Alongside data reconstruction, parameterisation is a field that benefits from machine learning. A lot has happened in this field in recent years. Parameterisation in climate modelling is a method used to calculate processes that are too fast or too small in scale to be simulated directly by the model. One example is how clouds and precipitation are formed. Instead of simulating small-scale processes directly, parameterisation uses simplified equations or statistical relationships based on observations to calculate the effects of the processes on a larger scale.

The authors of the review article describe the advantages and shortcomings of the different methods that can be used to develop better parameterisation in climate models. They also describe how machine learning has improved weather and climate forecasting at different time horizons, from days and weeks to months and years ahead.

The future prospects for the use of machine learning can be summarised as follows: Climate research and climate modelling are evolving rapidly, and machine learning has already led to major improvements. In the future, researchers will be able to deliver faster and more reliable forecasts by better representing small, fast processes and weeding out systematic errors.

The Nansen Center is proud of Brajard’s contribution to this important article. Machine learning is a field of research that the Nansen Center is investing heavily in. Thanks to far-sighted researchers, we are at the forefront of the development and use of new machine learning technology to understand and solve the major climate and environmental challenges.

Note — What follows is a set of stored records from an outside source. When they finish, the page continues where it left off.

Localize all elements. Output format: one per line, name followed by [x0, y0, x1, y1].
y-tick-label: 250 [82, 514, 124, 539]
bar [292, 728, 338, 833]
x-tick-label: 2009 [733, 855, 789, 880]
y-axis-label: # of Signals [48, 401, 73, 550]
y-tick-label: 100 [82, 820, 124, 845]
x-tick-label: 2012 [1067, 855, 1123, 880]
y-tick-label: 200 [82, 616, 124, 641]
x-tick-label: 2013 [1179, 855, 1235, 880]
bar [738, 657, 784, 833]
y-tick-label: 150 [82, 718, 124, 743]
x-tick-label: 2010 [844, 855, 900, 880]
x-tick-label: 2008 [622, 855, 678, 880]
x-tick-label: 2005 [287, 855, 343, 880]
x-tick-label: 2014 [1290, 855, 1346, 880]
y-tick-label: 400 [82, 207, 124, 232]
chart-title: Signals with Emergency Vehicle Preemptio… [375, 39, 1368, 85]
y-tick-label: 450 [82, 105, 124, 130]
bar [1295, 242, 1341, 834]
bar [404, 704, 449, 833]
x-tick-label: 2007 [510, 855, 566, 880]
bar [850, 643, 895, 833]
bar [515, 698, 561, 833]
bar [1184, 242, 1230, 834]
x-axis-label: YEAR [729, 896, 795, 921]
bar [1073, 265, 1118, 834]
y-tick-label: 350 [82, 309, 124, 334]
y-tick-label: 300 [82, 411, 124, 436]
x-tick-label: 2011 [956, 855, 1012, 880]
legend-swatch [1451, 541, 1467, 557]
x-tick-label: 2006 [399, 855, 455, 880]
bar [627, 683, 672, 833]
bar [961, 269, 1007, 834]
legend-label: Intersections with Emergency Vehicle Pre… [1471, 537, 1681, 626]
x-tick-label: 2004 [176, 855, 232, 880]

Key researcher: Julien Brajard

Publication

Nature Reviews Physics:

“Machine learning for the physics of climate”

What is machine learning?

Machine learning is a branch of artificial intelligence that enables computers to learn and improve based on data without being explicitly programmed. In this way, large amounts of data can be analysed to find patterns, make predictions and solve complex problems. personalised recommendations for streaming services such as Netflix and Spotify, facial recognition on mobile phones and, a bit more distant from our everyday lives, self-driving cars. Another example is the use of large language models that are the backbone of applications like ChatGPT.

Machine learning at the Nansen Center

Researchers at the Nansen Center use machine learning in various fields and collaborate to further develop data-driven environmental science. Techniques are constantly being developed to improve warning and forecasting, for example on where and when harmful algal blooms occur. Machine learning is also being used to improve the resolution of sea-ice thickness information obtained from satellites. In the SuperIce project for example, a sea-ice model and an artificial intelligence-based model are combined to transform low-resolution satellite data into high-resolution data. This gives us more information about sea-ice thickness, which is of great importance in the production of sea-ice forecasts and climate forecasts. More generally, machine learning is used to combine data and models more efficiently, enabling the delivery of more accurate and efficient products. An example is the upcoming addition of a machine learning-enhanced sea-ice thickness dataset to the Copernicus Marine catalog. This innovative product is a key outcome of the TARDIS project, supported by the Research Council of Norway.